Using Attack-Detection Methods

This section explores some methods of computer network attack detection in use today and attempts to draw conclusions based on their success against well-known attacks and in concert with other common defense strategies.

Signature-Based Attack Detection

A signature in the context of attack detection is a pattern of data that characterizes or defines a particular attack or exploit. Signature-based attack detection relies on a list of known signatures and an engine to compare data either on a network or scanned by a process on a system to this signature list. If a match with a list item is discovered, the matching system generates an alert indicating the match and the expected severity.

Log File Scraping

Log file scraping refers to the act of watching system logs for particular log entry types. The log entries are compared to a list of types that indicate suspicious behavior, much like the signature-based detection. When these particular types are encountered, they are either correlated with other activities on the system or alarmed directly as attack evidence. Note that in this method, the damage is usually done by the time the alarm is generated; therefore, this type of attack detection is called reactive detection.
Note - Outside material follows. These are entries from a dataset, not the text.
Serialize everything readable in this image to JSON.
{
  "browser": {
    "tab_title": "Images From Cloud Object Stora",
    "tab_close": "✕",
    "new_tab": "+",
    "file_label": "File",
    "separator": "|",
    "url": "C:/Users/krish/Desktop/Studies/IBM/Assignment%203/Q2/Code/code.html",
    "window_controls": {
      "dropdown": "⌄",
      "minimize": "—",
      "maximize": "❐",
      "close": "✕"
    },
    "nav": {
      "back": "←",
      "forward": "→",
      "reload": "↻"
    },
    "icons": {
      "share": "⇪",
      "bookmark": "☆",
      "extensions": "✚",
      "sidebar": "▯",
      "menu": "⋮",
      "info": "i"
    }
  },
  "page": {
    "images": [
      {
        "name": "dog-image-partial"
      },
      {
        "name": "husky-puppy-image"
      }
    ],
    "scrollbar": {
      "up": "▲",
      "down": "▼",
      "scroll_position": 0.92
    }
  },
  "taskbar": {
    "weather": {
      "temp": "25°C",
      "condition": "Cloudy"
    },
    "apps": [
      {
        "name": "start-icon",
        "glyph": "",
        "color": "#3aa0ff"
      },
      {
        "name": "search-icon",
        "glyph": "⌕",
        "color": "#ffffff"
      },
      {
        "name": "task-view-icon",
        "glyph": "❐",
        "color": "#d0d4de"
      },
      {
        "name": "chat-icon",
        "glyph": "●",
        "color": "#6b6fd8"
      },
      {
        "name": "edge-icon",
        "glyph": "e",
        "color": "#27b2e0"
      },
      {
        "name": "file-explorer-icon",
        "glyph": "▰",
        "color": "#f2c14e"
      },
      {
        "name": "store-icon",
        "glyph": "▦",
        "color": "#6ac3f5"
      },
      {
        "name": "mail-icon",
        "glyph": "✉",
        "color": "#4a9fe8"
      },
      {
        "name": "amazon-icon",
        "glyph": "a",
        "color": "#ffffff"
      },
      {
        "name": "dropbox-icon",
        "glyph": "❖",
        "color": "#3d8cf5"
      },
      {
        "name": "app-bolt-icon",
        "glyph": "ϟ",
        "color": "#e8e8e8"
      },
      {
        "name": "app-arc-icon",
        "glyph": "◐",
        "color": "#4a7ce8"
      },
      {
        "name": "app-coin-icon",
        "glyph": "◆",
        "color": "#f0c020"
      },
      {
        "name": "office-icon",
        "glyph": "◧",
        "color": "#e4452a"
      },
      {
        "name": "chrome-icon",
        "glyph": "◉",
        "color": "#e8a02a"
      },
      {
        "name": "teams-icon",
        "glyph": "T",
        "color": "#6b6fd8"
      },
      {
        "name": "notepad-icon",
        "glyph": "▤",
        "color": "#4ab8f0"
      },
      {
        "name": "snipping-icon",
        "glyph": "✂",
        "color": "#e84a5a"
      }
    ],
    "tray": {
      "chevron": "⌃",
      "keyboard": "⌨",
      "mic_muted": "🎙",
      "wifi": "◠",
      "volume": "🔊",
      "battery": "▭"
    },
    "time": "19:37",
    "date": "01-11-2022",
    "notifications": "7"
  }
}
Application Fingerprinting

Computer applications such as SQL, word processors, and web server programs are composed of one or more executable files and a number of supporting files such as dynamic link libraries (DLLs), object libraries, configuration files, and the like. Some of these files change during the execution of the application program, but many of them, called static files, do not. These static files are usually the core application executable and DLL or object files. One attack-detection method that relies on this fact that static files should never change is called application fingerprinting. Application fingerprinting tools create lists of checksums for each static file in an application suite. A checksum is a unique mathematical result of an operation performed on the static file in question. Periodically, the application fingerprinting tool reruns the checksum generator on each protected file and compares the results with the stored value. A change in the checksum indicates a change in the associated file. Any such change generates an alert. As with the log file scraping method, this is purely reactive: An alarm indicates that the damage has already occurred.

Behavior-Based Attack Detection

Behavior-based or anomaly detection is relatively new in the security realm and holds great promise in attack detection and mitigation. Unfortunately, many companies have latched on to the term as a marketing tool and apply it to tools that do little or no behavior-based detection. This detection method is difficult to write and implement, because the system to be protected must be characterized to a high degree of abstraction and accuracy. After doing so, you must define allowed and questionable behaviors.
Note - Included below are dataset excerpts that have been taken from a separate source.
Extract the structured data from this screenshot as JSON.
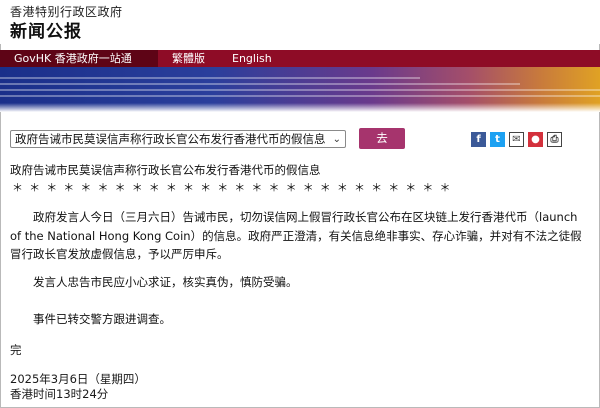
{
  "header": {
    "site_name": "香港特别行政区政府",
    "section_title": "新闻公报"
  },
  "nav": {
    "govhk": "GovHK 香港政府一站通",
    "traditional": "繁體版",
    "english": "English"
  },
  "toolbar": {
    "selected_article": "政府告诫市民莫误信声称行政长官公布发行香港代币的假信息",
    "go_label": "去",
    "share_icons": [
      "facebook-icon",
      "twitter-icon",
      "email-icon",
      "weibo-icon",
      "print-icon"
    ]
  },
  "article": {
    "title": "政府告诫市民莫误信声称行政长官公布发行香港代币的假信息",
    "separator": "＊＊＊＊＊＊＊＊＊＊＊＊＊＊＊＊＊＊＊＊＊＊＊＊＊＊",
    "paragraphs": [
      "政府发言人今日（三月六日）告诫市民，切勿误信网上假冒行政长官公布在区块链上发行香港代币（launch of the National Hong Kong Coin）的信息。政府严正澄清，有关信息绝非事实、存心诈骗，并对有不法之徒假冒行政长官发放虚假信息，予以严厉申斥。",
      "发言人忠告市民应小心求证，核实真伪，慎防受骗。",
      "事件已转交警方跟进调查。"
    ],
    "end_mark": "完",
    "date": "2025年3月6日（星期四）",
    "time": "香港时间13时24分"
  },
  "colors": {
    "nav_bar": "#8e0c26",
    "nav_govhk": "#5e0416",
    "go_button": "#a6346d"
  }
}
The beauty of this system is that it is the first type of attack-detection system that works just as successful attacks do: It takes advantage of the behavior of the system itself to do its job. When you move from the reactive role of checking for damage to the active role of denying damaging behavior, you can finally eliminate many types of threats. Moreover, you eliminate them in a general sense so that you protect your network from tomorrow s threats as well. Anomaly-based security systems represent the sophisticated future of reliable threat detection and mitigation. The Cisco Security Agent (CSA) is an example of a behavior-based security mechanism. Throughout this book, you learn the behavior mechanisms the CSA product uses and the many ways to implement policy to securely control agent-protected systems.

Automation

In nearly every case, those attempting to detect or mitigate security issues should implement an automated detection method. Automation of the detection method rather than manual human-driven multistep processes provides consistency and certainty to the process. Freeing the IT or security staff from mundane and repetitive tasks, the automated system can allow them to instead work on anomalies or focus their talents on more difficult engineering or design issues.